Après quelques années d'études à l'École des arts décoratifs de Limoges, puis à celle de Paris, il entra, en 1888, à l'académie Julian, où il subit fortement l'influence de Sérusier, propagandiste des idées de Gauguin et d'Émile Bernard. L'atelier de Ranson et de sa jeune femme, situé boulevard du Montparnasse, devint, autour de 1890, le centre de réunion des Nabis et prit le surnom de " Temple ". Ranson a obéi jusqu'à l'exclusive au dogme nabi de peintre-décorateur, et l'on retrouve dans son style, mêlées avec plus ou moins de bonheur, les réalisations du Modern Style et les théories de Pont-Aven sur la simplification des formes et l'aplat de la couleur. Son iconographie (Femmes en blanc, 1894, laine sur canevas, Paris, musée d'Orsay) est empruntée à un symbolisme un peu étroit, qu'avec plus d'observation et d'esprit Bonnard, Vuillard ou même Maurice Denis avaient évité dans leurs décorations.

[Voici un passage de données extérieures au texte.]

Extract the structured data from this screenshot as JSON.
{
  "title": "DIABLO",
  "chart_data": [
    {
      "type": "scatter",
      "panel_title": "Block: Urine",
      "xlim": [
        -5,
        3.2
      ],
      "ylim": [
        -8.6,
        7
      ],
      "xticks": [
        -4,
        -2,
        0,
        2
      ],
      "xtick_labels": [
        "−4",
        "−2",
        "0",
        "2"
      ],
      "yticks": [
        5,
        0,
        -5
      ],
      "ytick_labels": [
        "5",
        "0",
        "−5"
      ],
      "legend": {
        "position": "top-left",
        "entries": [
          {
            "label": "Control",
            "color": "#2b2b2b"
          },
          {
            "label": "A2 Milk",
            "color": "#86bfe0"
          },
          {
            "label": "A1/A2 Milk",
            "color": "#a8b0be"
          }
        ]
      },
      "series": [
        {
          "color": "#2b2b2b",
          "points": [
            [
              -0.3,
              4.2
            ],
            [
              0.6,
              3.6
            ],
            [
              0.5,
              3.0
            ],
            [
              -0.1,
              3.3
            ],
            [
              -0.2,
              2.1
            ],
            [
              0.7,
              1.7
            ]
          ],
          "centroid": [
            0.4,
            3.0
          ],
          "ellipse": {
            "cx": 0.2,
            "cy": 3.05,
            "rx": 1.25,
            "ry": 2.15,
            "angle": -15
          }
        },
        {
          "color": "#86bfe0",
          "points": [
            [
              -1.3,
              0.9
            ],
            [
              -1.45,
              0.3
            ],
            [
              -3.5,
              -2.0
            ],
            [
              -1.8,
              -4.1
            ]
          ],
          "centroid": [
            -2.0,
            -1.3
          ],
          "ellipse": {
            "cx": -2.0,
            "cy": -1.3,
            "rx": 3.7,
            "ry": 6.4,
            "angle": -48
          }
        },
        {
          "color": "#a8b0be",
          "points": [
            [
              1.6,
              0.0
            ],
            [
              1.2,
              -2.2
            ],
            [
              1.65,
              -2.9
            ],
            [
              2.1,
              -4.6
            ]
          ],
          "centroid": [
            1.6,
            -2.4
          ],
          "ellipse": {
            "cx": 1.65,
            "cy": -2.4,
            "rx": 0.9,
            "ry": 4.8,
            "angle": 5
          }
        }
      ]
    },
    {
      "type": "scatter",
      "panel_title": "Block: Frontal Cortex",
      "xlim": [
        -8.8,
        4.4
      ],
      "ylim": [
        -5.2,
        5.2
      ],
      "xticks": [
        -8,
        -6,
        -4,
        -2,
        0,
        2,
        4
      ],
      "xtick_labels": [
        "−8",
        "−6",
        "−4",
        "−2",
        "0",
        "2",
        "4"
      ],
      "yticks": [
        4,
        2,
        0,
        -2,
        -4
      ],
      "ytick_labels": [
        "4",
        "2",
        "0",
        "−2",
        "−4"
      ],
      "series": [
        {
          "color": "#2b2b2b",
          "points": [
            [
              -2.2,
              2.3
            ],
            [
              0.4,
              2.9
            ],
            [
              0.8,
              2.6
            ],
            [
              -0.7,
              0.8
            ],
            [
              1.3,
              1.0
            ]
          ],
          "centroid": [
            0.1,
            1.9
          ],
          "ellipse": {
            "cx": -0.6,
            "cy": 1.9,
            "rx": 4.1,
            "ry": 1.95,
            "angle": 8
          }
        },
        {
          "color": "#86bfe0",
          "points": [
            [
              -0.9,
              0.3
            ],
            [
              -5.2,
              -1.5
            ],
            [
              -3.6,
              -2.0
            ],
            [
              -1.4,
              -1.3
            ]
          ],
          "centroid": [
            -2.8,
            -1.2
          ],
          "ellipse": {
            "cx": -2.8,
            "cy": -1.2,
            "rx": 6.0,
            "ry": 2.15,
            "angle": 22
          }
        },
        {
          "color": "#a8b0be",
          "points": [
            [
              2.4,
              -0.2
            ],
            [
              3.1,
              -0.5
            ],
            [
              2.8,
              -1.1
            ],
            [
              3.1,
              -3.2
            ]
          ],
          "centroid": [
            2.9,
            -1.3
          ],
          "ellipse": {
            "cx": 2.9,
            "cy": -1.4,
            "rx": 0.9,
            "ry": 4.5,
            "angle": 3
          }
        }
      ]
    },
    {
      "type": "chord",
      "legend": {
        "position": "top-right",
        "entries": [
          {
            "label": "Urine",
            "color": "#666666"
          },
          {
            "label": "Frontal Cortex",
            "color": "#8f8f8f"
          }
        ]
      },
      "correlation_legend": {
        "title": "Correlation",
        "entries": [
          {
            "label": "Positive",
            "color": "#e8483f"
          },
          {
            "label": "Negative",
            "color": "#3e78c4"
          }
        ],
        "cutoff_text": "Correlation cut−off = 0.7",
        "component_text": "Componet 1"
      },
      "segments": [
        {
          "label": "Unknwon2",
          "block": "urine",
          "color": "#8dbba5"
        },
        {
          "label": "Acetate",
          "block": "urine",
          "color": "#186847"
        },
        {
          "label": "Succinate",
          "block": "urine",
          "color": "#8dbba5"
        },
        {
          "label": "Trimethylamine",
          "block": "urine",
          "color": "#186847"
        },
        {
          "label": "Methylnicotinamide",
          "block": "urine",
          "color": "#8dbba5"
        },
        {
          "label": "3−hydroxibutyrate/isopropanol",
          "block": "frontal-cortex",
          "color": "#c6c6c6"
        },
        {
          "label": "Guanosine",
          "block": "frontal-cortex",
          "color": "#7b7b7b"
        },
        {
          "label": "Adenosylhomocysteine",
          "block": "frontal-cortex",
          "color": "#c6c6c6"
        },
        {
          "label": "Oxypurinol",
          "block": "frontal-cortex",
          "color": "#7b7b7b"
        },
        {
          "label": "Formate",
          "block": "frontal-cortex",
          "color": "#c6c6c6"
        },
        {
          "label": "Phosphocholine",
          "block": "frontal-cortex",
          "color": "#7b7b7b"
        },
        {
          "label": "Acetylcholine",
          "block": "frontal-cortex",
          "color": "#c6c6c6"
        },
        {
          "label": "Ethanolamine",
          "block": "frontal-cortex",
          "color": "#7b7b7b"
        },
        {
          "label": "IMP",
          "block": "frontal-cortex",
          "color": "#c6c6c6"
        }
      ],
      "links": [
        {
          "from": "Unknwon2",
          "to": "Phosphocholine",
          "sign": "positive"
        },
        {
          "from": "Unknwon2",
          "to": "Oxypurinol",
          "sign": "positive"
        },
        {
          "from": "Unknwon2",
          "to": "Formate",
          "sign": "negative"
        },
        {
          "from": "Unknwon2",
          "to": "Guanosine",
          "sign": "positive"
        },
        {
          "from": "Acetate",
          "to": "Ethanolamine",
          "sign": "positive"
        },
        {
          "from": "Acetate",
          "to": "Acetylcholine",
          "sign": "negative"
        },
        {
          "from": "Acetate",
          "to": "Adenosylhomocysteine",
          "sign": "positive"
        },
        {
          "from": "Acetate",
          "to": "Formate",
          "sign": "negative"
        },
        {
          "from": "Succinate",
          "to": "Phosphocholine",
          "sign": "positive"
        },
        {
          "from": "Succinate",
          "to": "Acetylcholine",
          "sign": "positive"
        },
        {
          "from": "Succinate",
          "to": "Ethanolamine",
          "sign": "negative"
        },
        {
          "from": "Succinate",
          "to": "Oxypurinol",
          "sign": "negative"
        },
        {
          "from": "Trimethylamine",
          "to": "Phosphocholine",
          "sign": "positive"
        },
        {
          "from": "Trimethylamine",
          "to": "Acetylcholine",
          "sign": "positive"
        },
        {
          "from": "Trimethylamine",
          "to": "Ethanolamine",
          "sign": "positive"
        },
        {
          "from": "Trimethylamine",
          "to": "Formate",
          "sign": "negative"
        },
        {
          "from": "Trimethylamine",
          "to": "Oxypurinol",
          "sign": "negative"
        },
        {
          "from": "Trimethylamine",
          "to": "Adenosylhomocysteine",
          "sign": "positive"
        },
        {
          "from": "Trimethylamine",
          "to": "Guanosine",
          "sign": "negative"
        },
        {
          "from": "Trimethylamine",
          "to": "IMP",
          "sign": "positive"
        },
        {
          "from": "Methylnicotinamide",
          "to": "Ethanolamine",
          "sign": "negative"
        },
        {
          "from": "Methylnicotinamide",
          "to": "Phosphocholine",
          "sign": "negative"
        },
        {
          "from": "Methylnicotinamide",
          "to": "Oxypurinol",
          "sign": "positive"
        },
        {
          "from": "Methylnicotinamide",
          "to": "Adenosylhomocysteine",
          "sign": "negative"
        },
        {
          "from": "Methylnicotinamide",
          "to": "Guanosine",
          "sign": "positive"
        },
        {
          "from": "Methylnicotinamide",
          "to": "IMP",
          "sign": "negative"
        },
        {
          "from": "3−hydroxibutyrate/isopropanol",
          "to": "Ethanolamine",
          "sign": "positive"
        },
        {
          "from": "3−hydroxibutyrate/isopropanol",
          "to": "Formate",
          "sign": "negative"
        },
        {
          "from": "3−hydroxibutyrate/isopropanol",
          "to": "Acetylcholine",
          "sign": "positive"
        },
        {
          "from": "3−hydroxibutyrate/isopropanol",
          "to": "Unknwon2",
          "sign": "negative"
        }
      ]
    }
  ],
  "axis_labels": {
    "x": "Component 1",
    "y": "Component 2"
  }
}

   Le nom de Ranson resta associé à celui de l'académie fondée en 1908, peu avant sa mort précoce, et que sa femme continua de diriger. Les amis de l'artiste, en particulier Sérusier et Maurice Denis, vinrent y enseigner. Située à Paris rue Joseph-Bara, l'académie a été, en 1968, livrée à la pioche des démolisseurs.

Raoux (Jean)

Peintre français (Montpellier 1677Paris 1734).

Il fut l'élève d'Antoine Ranc à Montpellier, où il peignit Ariane à Naxos (1701, musée de Montpellier), et de Bon Boullogne à Paris, où il remporta le premier prix de l'Académie (1704). Il séjourna à Rome, à Florence, à Padoue, où il laissa l'Annonciation et la Visitation (cathédrale), à Venise, où il devint le favori de Philippe de Vendôme, grand prieur de l'ordre de Malte, qui l'hébergera au Temple (1714), faveur qui lui sera octroyée (1719) par son successeur Jean Philippe, chevalier d'Orléans, bâtard du Régent. Pygmalion amoureux de sa statue (1716, Louvre, déposé au musée de Montpellier) est son morceau de réception à l'Académie royale présenté le même jour que le Pèlerinage à Cythère de Watteau (28 août 1717). Raoux a peint quelques portraits, comme Joseph Bonnier de La Mosson (musée de Montpellier), Joachim Colbert, évêque de Montpellier (id.), Françoise Prévost, danseuse de l'Opéra (1723, musée de Tours), parfois représentés à l'antique (Mme Boucher, née Perdrigeon, en vestale (1734, Versailles). Dans des sujets de genre, comme la Jeune Fille lisant une lettre (Louvre), il imite Netscher ou Schalken, plus que Rembrandt, à qui le comparait indûment Voltaire.